By the way, it's sheer constitutional ignorance to say that President Bush spends or lowers taxes. Article I, Sections 7 and 8, of the U.S. Constitution gives Congress authority to spend and tax. The president only has veto power that Congress can override.
Getting back to deficits, my question to you is this: Is there truly a deficit? The short answer is yes, but only in an accounting sense -- not in any meaningful economic sense. Let's look at it. If Congress spends $2.4 trillion but only takes in $2 trillion in taxes, who makes up that $.4 trillion shortfall that we call the budget deficit? Neither the Tooth Fairy, Santa nor the Easter Bunny makes up the difference between what's spent in 2005 and what's taxed in 2005.

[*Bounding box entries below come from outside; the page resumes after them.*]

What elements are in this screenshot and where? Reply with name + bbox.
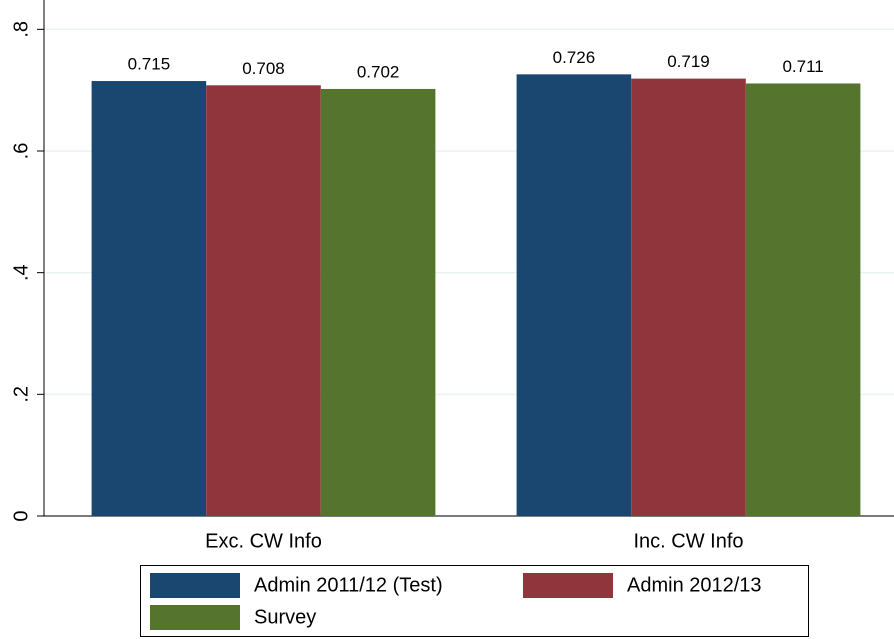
legend-swatch — [150, 573, 240, 598]
y-tick-label: .4 — [10, 264, 32, 281]
bar — [206, 85, 321, 517]
x-tick-label: Exc. CW Info — [205, 530, 322, 552]
value-label: 0.702 — [357, 62, 400, 81]
bar — [631, 78, 746, 516]
x-tick-label: Inc. CW Info — [633, 530, 743, 552]
value-label: 0.726 — [553, 48, 596, 67]
legend-label: Survey — [254, 606, 316, 628]
bar — [516, 74, 632, 516]
value-label: 0.711 — [782, 57, 823, 76]
y-tick-label: 0 — [10, 510, 32, 521]
legend-label: Admin 2012/13 — [627, 574, 762, 596]
value-label: 0.715 — [128, 55, 171, 74]
y-tick-label: .8 — [10, 21, 32, 38]
legend-swatch — [150, 605, 240, 630]
legend-box — [140, 565, 809, 637]
bar — [320, 88, 436, 516]
value-label: 0.708 — [242, 59, 285, 78]
value-label: 0.719 — [667, 52, 710, 71]
y-tick-label: .6 — [10, 143, 32, 160]
y-tick-label: .2 — [10, 386, 32, 403]
bar — [745, 83, 861, 516]
legend-label: Admin 2011/12 (Test) — [254, 574, 443, 596]
bar — [91, 81, 207, 517]
legend-swatch — [523, 573, 613, 598]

Some might be tempted to answer that it's future generations who will pay. That's untrue. If the federal government consumes $2.4 trillion of what Americans produced in 2005, it must find ways to force us to spend $2.4 trillion less privately in 2005. In other words, the federal government can't spend today what's going to be produced in the future.
One method to force us to spend less privately is through taxation, but that's not the only way. Another way is to enter the bond market. Government borrowing drives the interest rate to a level that it otherwise wouldn't be without government borrowing. That higher interest puts the squeeze on private investment in homes and businesses, thereby forcing us to spend less privately.

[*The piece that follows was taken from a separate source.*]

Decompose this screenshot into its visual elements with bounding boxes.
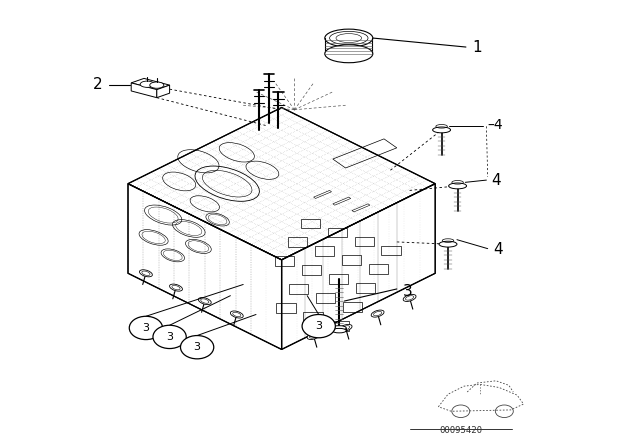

Another way to force us to spend less privately is to inflate the currency. Theoretically, Congress can consume what we produce without enacting a single tax law; they could simply print money. The rising prices, which would curtail our real spending, would act as a tax. Of course, an important side effect of doing so would be economic havoc.
Some Americans have called for a balanced budget amendment to the Constitution as a method to rein in a prolific Congress. A balanced budget is no panacea. For example, suppose Congress spent $6 trillion and taxed us $6 trillion. We'd have a balanced budget, but we'd be far freer with today's unbalanced budget. The fact of business is that the true measure of the impact of government on our lives is not the taxes we pay but the level of spending.
The founders of our nation would be horrified by today's level of American servitude to their government. From 1787 to the Roaring '20s, federal government spending, as a percentage of GDP, never exceeded 4 percent, except in wartime, compared to today's 20 percent.
The average taxpayer, depending on the state in which he lives, works from Jan. 1 to May 3 to pay federal, state and local taxes. That means someone else decides how four months' worth of the fruits of the average taxpayer's labor will be spent. The taxpayer is forcibly used to serve the purposes of others -- whether it's farm or business handouts, food stamps or other government programs where the earnings of one American are taken and given to another.
This situation differs only in degree, but not in kind, from slavery. After all, a working description of slavery is the process where one person is forcibly used to serve the purposes of another. The difference is a slave has no rights to what he produces each year, instead of just four months.